I have to laugh when someone refers to 100+ years ago as “very recently.”
Considering many modern European universities date back as far back as the 9th century and the oldest US university to 1636, 100 years ago is “very recent” indeed.
http://www.miamiherald.com/news/nation-world/national/article121550657.html
More on the trends.
He is a free adult in society and can make his own decisions. He if wants to move to a third world country and live in a cave, he can.
I’m afraid it will take more than classes on “marriage” and “how to do your taxes” to be able to send humans to other planets.
Yeah like French, European History, that will get man to Mars.
Not all humans are going to contribute to space exploration, that those that will,
are free to go to an engineering college that focuses on STEM (with minimal BS
classes, at some more colleges more than others).
But general college education is not preparing man to go to Mars.
But it does prepare many to work at McDonalds.
I’d say good luck to the student. One day he might be successful. A guy named Rush went to a smaller school in the neighboring state of Missouri, dropped out, and became very successful later on. I first listened to his radio show 25 years ago and learned the word “dittohead”. I assume he’s still hosting the show today. I googled a couple of other talking heads and found similar stories. American dream.
It’s very ironic you said that considering General Douglas MacArthur during his stint as West Point Superintendent not too long after WWI mandated an increase in liberal arts in the curriculum.
Especially in Foreign Languages/lit, history, political science, etc because he found from his firsthand observations that the extreme STEM-centered curriculum which existed at West Point before FAILED to prepare many of its graduates with the necessary background knowledge/skills necessary for occupational/military government administration duties in Germany after its defeat in WWI.
West Point is a specialized school, not a traditional university.
As you say, they are preparing people to occupy another nation
Most schools do not have such a goal.
And note most int he military during WW2 were drafted, with no college before
the war. He is talking about the elite commanders in the military, not the average person.
My point is that education should be flexible to produce many different kinds of persons
with different skills and viewpoints. We don’t all need to have the exact same core curriculum.
We just need a distribution of skills in society.
Clearly dropping out of college can be a disadvantage :
http://abcnews.go.com/Business/wireStory/pay-gap-college-grads-record-44731539
but
Surely foreign languages are immensely practical, especially in business. I can’t imagine an American businessperson not gaining benefit from being fluent in Spanish or Chinese.
I work at NASA and with all our foreign partners we have to teach engineers Russian. To learn it having other foreign languages in college would sure help. We also work with other European nations and foreign language is a plus!
Not necessarily to occupy another nation. But like West Point, most colleges/universities…especially the respectable/elite ones DO have training future leaders as a part of their stated mission.
One thing about leadership education which has long persisted in many cultures…including the US culture in particular is that one needs to have an expansive horizon broadening education from elementary school through undergrad at the very least to be considered a well-educated higher-level leader. .

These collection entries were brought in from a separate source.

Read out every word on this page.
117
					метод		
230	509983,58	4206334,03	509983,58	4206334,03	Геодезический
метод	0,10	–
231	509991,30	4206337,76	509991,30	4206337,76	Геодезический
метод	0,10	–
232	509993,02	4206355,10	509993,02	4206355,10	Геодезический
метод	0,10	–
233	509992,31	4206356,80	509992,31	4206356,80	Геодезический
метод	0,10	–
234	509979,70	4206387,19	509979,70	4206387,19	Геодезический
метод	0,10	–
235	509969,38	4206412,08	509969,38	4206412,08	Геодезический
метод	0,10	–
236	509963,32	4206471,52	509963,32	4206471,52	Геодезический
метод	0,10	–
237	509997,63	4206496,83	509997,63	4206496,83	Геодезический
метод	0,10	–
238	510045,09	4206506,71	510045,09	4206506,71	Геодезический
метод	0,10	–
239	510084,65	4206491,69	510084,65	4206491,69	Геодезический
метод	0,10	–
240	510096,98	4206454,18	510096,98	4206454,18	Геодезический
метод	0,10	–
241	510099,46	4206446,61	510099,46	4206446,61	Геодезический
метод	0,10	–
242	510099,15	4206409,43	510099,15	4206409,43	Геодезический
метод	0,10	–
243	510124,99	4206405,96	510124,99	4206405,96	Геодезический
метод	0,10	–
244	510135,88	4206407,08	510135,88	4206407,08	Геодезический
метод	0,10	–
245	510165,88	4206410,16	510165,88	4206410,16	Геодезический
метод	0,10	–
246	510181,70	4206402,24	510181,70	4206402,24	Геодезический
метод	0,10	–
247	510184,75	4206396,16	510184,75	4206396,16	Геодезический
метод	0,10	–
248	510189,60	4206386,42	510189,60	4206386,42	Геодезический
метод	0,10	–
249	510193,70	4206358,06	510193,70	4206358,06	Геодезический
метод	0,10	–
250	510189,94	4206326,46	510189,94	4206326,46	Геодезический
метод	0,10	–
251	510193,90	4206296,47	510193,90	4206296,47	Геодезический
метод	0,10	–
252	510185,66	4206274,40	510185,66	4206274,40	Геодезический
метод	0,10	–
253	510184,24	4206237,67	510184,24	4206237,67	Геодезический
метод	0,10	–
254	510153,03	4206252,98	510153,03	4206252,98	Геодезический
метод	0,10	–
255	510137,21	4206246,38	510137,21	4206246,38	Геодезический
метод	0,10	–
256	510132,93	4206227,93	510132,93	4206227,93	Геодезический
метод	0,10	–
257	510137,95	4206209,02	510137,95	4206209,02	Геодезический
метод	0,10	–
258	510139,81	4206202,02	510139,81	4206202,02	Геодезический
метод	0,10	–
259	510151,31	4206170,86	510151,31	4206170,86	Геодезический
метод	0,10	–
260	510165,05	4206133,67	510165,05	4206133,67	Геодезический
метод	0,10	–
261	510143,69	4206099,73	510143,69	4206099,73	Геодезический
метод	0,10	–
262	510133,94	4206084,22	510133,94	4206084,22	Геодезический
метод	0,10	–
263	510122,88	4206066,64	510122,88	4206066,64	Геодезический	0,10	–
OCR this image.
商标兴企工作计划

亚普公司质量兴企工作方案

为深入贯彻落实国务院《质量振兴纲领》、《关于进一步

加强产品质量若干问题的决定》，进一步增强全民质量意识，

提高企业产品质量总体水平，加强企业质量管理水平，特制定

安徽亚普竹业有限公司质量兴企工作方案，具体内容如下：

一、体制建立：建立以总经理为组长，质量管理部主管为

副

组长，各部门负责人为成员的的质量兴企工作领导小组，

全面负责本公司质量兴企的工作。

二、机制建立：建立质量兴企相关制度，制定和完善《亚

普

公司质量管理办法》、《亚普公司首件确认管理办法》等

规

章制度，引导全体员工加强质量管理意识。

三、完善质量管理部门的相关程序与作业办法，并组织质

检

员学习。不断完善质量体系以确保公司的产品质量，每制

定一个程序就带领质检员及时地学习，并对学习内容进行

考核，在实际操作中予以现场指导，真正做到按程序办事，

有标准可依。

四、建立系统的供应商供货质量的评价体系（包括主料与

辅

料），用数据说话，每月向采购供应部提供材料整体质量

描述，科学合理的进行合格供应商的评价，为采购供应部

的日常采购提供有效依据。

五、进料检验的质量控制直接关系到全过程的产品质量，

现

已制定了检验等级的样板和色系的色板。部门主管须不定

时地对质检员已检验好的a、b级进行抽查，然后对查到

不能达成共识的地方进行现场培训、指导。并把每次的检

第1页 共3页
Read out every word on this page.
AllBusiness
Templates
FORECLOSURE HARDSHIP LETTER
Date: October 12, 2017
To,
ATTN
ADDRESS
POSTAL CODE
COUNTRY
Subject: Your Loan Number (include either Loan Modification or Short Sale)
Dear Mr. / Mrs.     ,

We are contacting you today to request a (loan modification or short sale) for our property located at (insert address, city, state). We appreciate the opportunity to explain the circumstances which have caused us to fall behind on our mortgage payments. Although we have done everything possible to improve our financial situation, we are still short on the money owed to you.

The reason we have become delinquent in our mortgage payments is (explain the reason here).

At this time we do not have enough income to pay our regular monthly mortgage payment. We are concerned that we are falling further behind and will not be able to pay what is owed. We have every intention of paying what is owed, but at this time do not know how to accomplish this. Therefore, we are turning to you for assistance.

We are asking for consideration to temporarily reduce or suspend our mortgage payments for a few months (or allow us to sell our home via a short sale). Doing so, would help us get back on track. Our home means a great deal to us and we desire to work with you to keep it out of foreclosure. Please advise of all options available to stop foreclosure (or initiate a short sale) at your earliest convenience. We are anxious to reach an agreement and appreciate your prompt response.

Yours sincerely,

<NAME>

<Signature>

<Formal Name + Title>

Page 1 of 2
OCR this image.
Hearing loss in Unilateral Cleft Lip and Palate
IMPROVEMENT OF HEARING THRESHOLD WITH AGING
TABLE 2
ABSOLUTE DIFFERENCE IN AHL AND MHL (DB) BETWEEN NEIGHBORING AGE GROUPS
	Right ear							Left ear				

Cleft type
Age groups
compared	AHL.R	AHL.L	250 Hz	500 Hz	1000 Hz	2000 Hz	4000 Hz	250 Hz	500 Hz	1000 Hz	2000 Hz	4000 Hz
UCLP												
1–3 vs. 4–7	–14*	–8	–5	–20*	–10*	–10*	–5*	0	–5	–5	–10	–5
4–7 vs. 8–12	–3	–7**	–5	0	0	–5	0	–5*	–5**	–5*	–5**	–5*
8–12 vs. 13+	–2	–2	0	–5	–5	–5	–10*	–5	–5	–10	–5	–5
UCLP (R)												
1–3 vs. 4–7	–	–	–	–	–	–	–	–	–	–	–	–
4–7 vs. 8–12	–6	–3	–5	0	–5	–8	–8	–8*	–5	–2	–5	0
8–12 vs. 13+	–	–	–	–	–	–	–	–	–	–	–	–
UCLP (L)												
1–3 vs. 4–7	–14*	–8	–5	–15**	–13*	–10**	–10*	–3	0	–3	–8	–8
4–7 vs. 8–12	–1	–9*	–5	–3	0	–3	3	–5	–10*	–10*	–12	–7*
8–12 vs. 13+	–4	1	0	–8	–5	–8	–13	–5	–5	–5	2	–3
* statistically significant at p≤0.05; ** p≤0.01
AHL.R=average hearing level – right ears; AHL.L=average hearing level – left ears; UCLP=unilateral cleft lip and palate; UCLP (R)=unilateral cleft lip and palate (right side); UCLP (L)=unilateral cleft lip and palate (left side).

Someone who is overly specialized in a vocational area may be considered by many as a good leader in that narrow area, but not considered a viable candidate by many for leadership roles beyond that.
This extends even into some areas of the US military such as how the US Navy divided its officer tracks so only unrestricted line officers got promoted to the highest leadership positions whereas more specialized officers such as Engineering Officers were much more restricted to leadership service in their specialized area rather than the Naval service.
Also, West Point and other Service Academies with the possible exception of USMMA have become traditional colleges/universities due in part to General MacArthur’s reform efforts to
broaden the curriculum as WP superintendent after WWI.
Incidentally, the US along with France were the innovators in starting the trend of requiring its academy trained officers to have a college-level technical and non-technical university-level education.
The rest of the world didn’t follow suit for more than a century.
Incidentally, the UK still officially doesn’t require its academy trained military officers to be university graduates and there are always a few incoming Sandhurst graduates who are fresh out of A-Levels or equivalent with Prince Harry being the most prominent, but not an isolated case.
And in the past and even nowadays in many other countries, there is the educational flexibility you are calling for. Especially considering in many of those countries and the US in the past, most who view education as vocational training have and do pursue the option of vocational high schools, higher vocational institutes, and apprenticeships in lieu of going the college/university.
Actually, he flunked out of college after 2 semesters and a summer according to his own mother and a publicized college transcript I recalled reviewing in a dead-tree article a decade and half ago.
Among the classes flunked was ballroom dancing…a class I also came close to flunking in HS if I had dipped my partner’s head 5 more inches into a nearby wall I had been oblivious to until the instructor noticed and yelled at me.